도 10을 참조하면, 본 발명의 실시예에 따른 딥러닝 모델(Ours)에 카툰 이미지인 타겟 도메인 이미지(Input)를 이미지 영역화한 결과와 종래에 일반적으로 시맨틱 세그먼테이션 임무를 수행하는 네트워크 모델에 타겟 도메인 이미지(Input)를 이미지 영역화한 결과를 나타낸다. 카툰 이미지에 대한 이미지 영역화를 위해서는 카툰 이미지에 대한 트레이닝 데이터 셋이 없으므로 딥러닝 모델이 제로 샷 학습을 해야 하는데, 종래 딥러닝 모델 중 U-Net은 카툰 이미지를 영역화하기 위해 적절히 학습하지 못하였다. Mehran은 배경 기술에서 설명하였던 의학 분야에서 사용되는 도메인 적용기술을 이용한 이미지 영역화 딥러닝 모델이다. Mehran은 카툰 이미지의 이미지 영역화가 어느 정도 되지만 본 발명의 딥러닝 모델(Ours)의 이미지 영역화 결과와 비교하여 육안으로도 성능이 떨어지는 것을 알 수 있다.Referring to FIG. 10, a result of image domainization of a target domain image (Input), which is a cartoon image, in a deep learning model (Ours) according to an embodiment of the present invention, and a target to a network model that generally performs a semantic segmentation task. It shows the result of converting the domain image (Input) into an image area. Since there is no training data set for cartoon images for image domainization of cartoon images, the deep learning model must perform zero shot learning. Among the conventional deep learning models, U-Net could not properly learn to domainize cartoon images. . Mehran is an image domain deep learning model using domain application technology used in the medical field described in the background art. It can be seen that Mehran has some degree of image segmentation of cartoon images, but the performance is poor even with the naked eye compared to the image segmentation results of the deep learning model (Ours) of the present invention.

<표 1><Table 1>

표 1을 참조하면, 딥러닝 모델에 따른 카툰 이미지에 대한 이미지 영역화 결과를 살펴보면, 본 발명의 딥러닝 모델(Ours)이 종래 딥러닝 모델인 U-Net과 Mehran 보다 평균 IoU(Mean Intersection over Union)과 픽셀 정확도(Pixel Accuracy)가 모두 우세한 것을 알 수 있다.Referring to Table 1, looking at the result of image segmentation for a cartoon image according to a deep learning model, the deep learning model (Ours) of the present invention is an average IoU (Mean Intersection over Union) than the conventional deep learning models U-Net and Mehran. ) And Pixel Accuracy are both dominant.

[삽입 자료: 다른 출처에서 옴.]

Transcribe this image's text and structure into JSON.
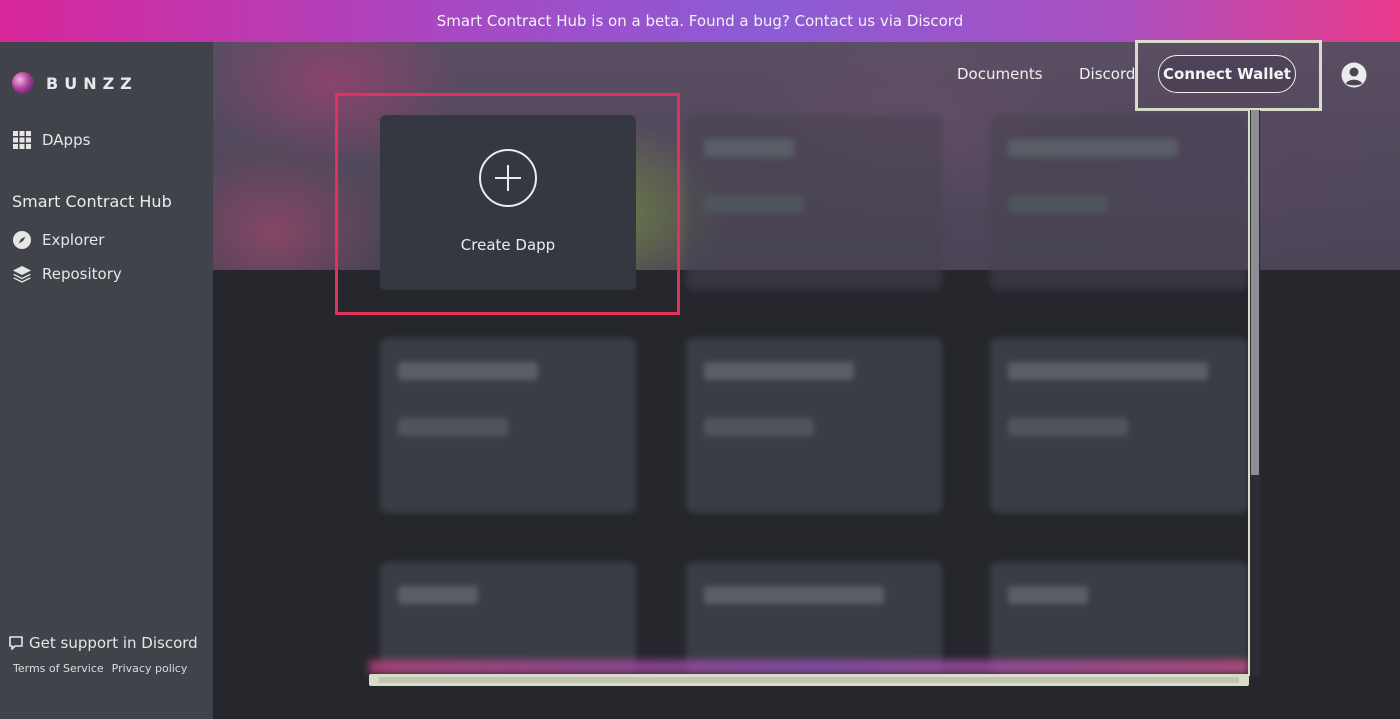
{
  "banner": {
    "text": "Smart Contract Hub is on a beta. Found a bug? Contact us via Discord"
  },
  "brand": {
    "name": "BUNZZ",
    "icon": "bunzz-logo-icon"
  },
  "sidebar": {
    "dapps_label": "DApps",
    "section_title": "Smart Contract Hub",
    "items": [
      {
        "label": "Explorer",
        "icon": "compass-icon"
      },
      {
        "label": "Repository",
        "icon": "layers-icon"
      }
    ],
    "support_label": "Get support in Discord",
    "terms_label": "Terms of Service",
    "privacy_label": "Privacy policy"
  },
  "header": {
    "documents_label": "Documents",
    "discord_label": "Discord",
    "connect_wallet_label": "Connect Wallet",
    "avatar_icon": "user-circle-icon"
  },
  "main": {
    "create_card_label": "Create Dapp",
    "create_card_icon": "plus-circle-icon"
  },
  "colors": {
    "banner_start": "#d7269a",
    "banner_mid": "#8b5cd5",
    "sidebar_bg": "#40434a",
    "main_bg": "#25272d",
    "highlight_red": "#e0325a",
    "highlight_pale": "#d9dcc6"
  }
}
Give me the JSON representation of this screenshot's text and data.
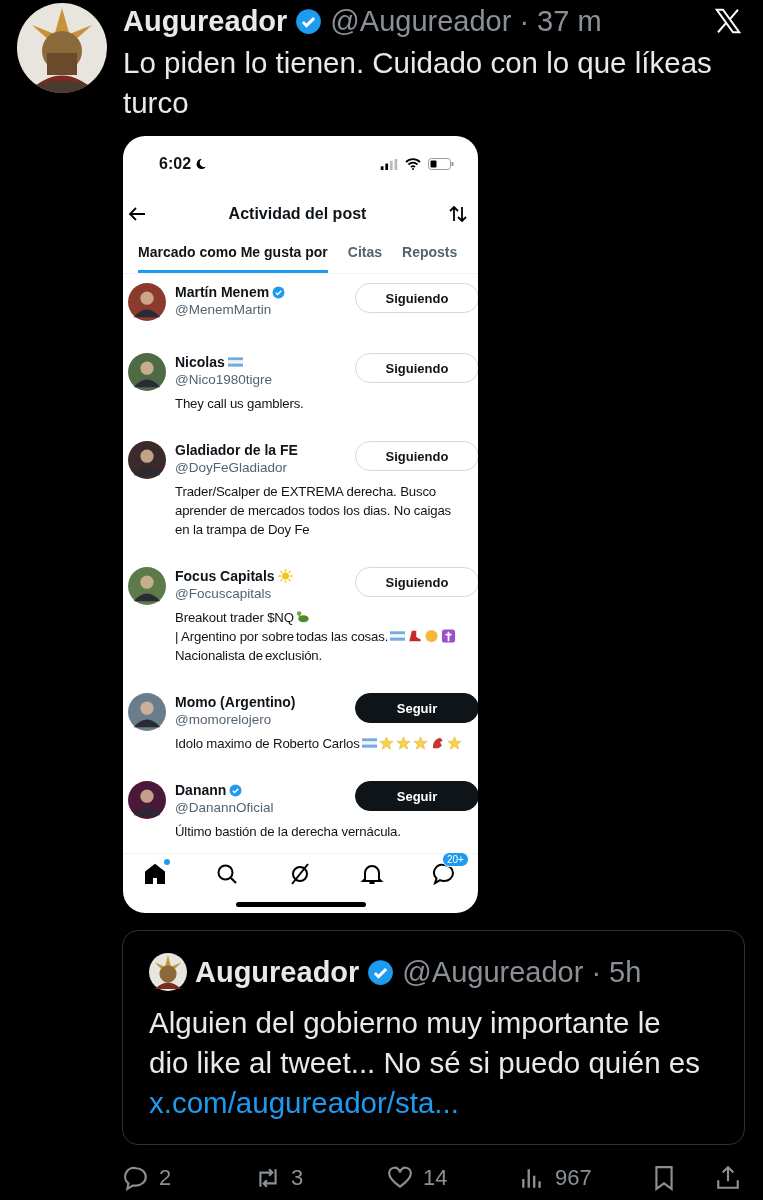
{
  "tweet": {
    "author": {
      "name": "Augureador",
      "verified": true,
      "handle_time": "@Augureador · 37 m"
    },
    "text": "Lo piden lo tienen. Cuidado con lo que líkeas turco"
  },
  "embedded_screenshot": {
    "status_bar": {
      "time": "6:02"
    },
    "header": {
      "title": "Actividad del post"
    },
    "tabs": [
      {
        "label": "Marcado como Me gusta por",
        "selected": true
      },
      {
        "label": "Citas",
        "selected": false
      },
      {
        "label": "Reposts",
        "selected": false
      }
    ],
    "users": [
      {
        "name": "Martín Menem",
        "verified": true,
        "handle": "@MenemMartin",
        "following": true,
        "button": "Siguiendo"
      },
      {
        "name": "Nicolas",
        "verified": false,
        "name_emoji": [
          {
            "kind": "flag"
          }
        ],
        "handle": "@Nico1980tigre",
        "following": true,
        "button": "Siguiendo",
        "bio": [
          {
            "kind": "text",
            "text": "They call us gamblers."
          }
        ]
      },
      {
        "name": "Gladiador de la FE",
        "verified": false,
        "handle": "@DoyFeGladiador",
        "following": true,
        "button": "Siguiendo",
        "bio": [
          {
            "kind": "text",
            "text": "Trader/Scalper de EXTREMA derecha. Busco aprender de mercados todos los dias. No caigas en la trampa de Doy Fe"
          }
        ]
      },
      {
        "name": "Focus Capitals",
        "verified": false,
        "name_emoji": [
          {
            "kind": "sun"
          }
        ],
        "handle": "@Focuscapitals",
        "following": true,
        "button": "Siguiendo",
        "bio": [
          {
            "kind": "text",
            "text": "Breakout trader $NQ"
          },
          {
            "kind": "turtle"
          },
          {
            "kind": "text",
            "text": "| Argentino por sobre"
          },
          {
            "kind": "text",
            "text": "todas las cosas."
          },
          {
            "kind": "flag"
          },
          {
            "kind": "boot"
          },
          {
            "kind": "face"
          },
          {
            "kind": "cross"
          },
          {
            "kind": "text",
            "text": "Nacionalista de"
          },
          {
            "kind": "text",
            "text": "exclusión."
          }
        ]
      },
      {
        "name": "Momo (Argentino)",
        "verified": false,
        "handle": "@momorelojero",
        "following": false,
        "button": "Seguir",
        "bio": [
          {
            "kind": "text",
            "text": "Idolo maximo de Roberto Carlos"
          },
          {
            "kind": "flag"
          },
          {
            "kind": "star"
          },
          {
            "kind": "star"
          },
          {
            "kind": "star"
          },
          {
            "kind": "creature"
          },
          {
            "kind": "star"
          }
        ]
      },
      {
        "name": "Danann",
        "verified": true,
        "handle": "@DanannOficial",
        "following": false,
        "button": "Seguir",
        "bio": [
          {
            "kind": "text",
            "text": "Último bastión de la derecha vernácula."
          }
        ]
      }
    ],
    "nav": [
      {
        "kind": "home",
        "selected": true
      },
      {
        "kind": "search",
        "selected": false
      },
      {
        "kind": "grok",
        "selected": false
      },
      {
        "kind": "bell",
        "selected": false
      },
      {
        "kind": "messages",
        "selected": false,
        "badge": "20+"
      }
    ]
  },
  "quoted_tweet": {
    "author": {
      "name": "Augureador",
      "verified": true,
      "handle_time": "@Augureador · 5h"
    },
    "text": "Alguien del gobierno muy importante le dio like al tweet... No sé si puedo quién es",
    "link": "x.com/augureador/sta..."
  },
  "actions": [
    {
      "kind": "reply",
      "count": "2"
    },
    {
      "kind": "retweet",
      "count": "3"
    },
    {
      "kind": "like",
      "count": "14"
    },
    {
      "kind": "views",
      "count": "967"
    },
    {
      "kind": "bookmark"
    },
    {
      "kind": "share"
    }
  ]
}
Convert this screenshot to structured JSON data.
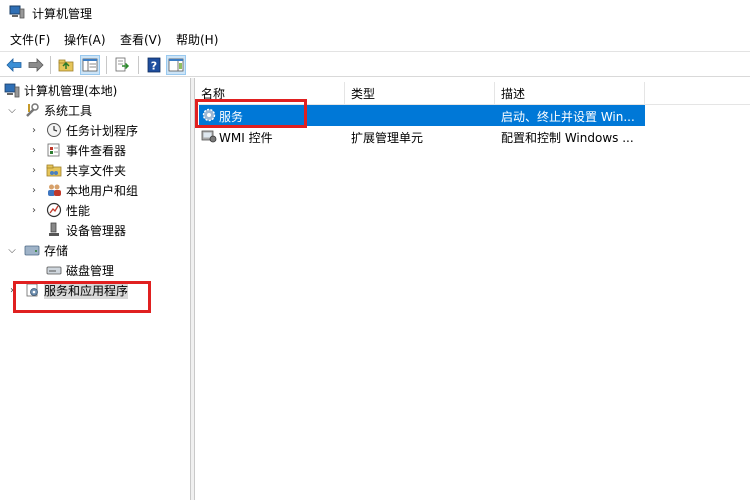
{
  "window": {
    "title": "计算机管理"
  },
  "menu": [
    "文件(F)",
    "操作(A)",
    "查看(V)",
    "帮助(H)"
  ],
  "toolbar": {
    "buttons": [
      "back-icon",
      "forward-icon",
      "up-folder-icon",
      "show-hide-tree-icon",
      "export-list-icon",
      "help-icon",
      "properties-pane-icon"
    ]
  },
  "tree": {
    "root": "计算机管理(本地)",
    "system_tools": "系统工具",
    "task_scheduler": "任务计划程序",
    "event_viewer": "事件查看器",
    "shared_folders": "共享文件夹",
    "local_users": "本地用户和组",
    "performance": "性能",
    "device_manager": "设备管理器",
    "storage": "存储",
    "disk_management": "磁盘管理",
    "services_apps": "服务和应用程序"
  },
  "list": {
    "columns": [
      "名称",
      "类型",
      "描述"
    ],
    "rows": [
      {
        "name": "服务",
        "type": "",
        "desc": "启动、终止并设置 Win..."
      },
      {
        "name": "WMI 控件",
        "type": "扩展管理单元",
        "desc": "配置和控制 Windows ..."
      }
    ]
  },
  "colors": {
    "selection": "#0078d7",
    "annotation": "#e02020"
  }
}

<트레이닝시 특징표현을 분리 여부에 따른 비교예><Comparative example according to whether or not to separate the characteristic expression during training>

<표 2><Table 2>

표 2를 참조하면, 본 발명의 실시예에 따른 딥러닝 모델(Ours)은 영역화부(50)에 실사 이미지의 공통 컨텐츠 공간만 입력하여 트레이닝을 수행한다. 영역화부(50)에 실사 이미지의 공통 컨텐츠 공간과 특정 속성 공간을 모두 입력하여 트레이닝을 수행한 딥러닝 모델(Baseline)에 카툰 이미지에 대한 이미지 영역화 결과와 본 발명을 비교하면, 본 발명(Ours)이 비교 딥러닝 모델(Bseline) 보다 평균 IoU(Mean Intersection over Union)과 픽셀 정확도(Pixel Accuracy)가 모두 우세한 것을 알 수 있다. 이는 컨텐츠 특징이 속성 특징보다 구조적인 정보를 많이 가지고 있기 때문에 얼굴에 대한 이미지 영역화를 더 효율적으로 수행할 수 있게 한다.Referring to Table 2, the deep learning model Ours according to an embodiment of the present invention performs training by inputting only the common content space of the real image into the domainization unit 50. Comparing the image domainization result of the cartoon image and the present invention in a deep learning model (Baseline) in which training was performed by inputting both the common content space and the specific property space of the real image into the domainization unit 50, the present invention (Ours ), it can be seen that both average IoU (Mean Intersection over Union) and pixel accuracy are superior to the comparative deep learning model (Bseline). This makes it possible to more efficiently perform image segmentation for a face because the content feature has more structural information than the attribute feature.

<손실에 따른 비교예><Comparative example according to loss>

<표 3><Table 3>

표 3을 참조하면, 이미지 영역화를 위한 딥러닝 모델을 트레이닝시 손실 함수에 따라 성능에 미치는 정도를 실험하였다. 즉, 전체 손실에서 특정 손실의 영향을 제거하여 딥러닝 모델을 학습시켰다. 결과적으로 모든 손실을 고려하여 트레이닝시 딥러닝 모델의 성능이 우수한 것을 알 수 있다.Referring to Table 3, the degree to which the deep learning model for image segmentation is affected by the loss function during training was tested. That is, the deep learning model was trained by removing the effect of a specific loss from the total loss. As a result, it can be seen that the performance of the deep learning model is excellent during training considering all losses.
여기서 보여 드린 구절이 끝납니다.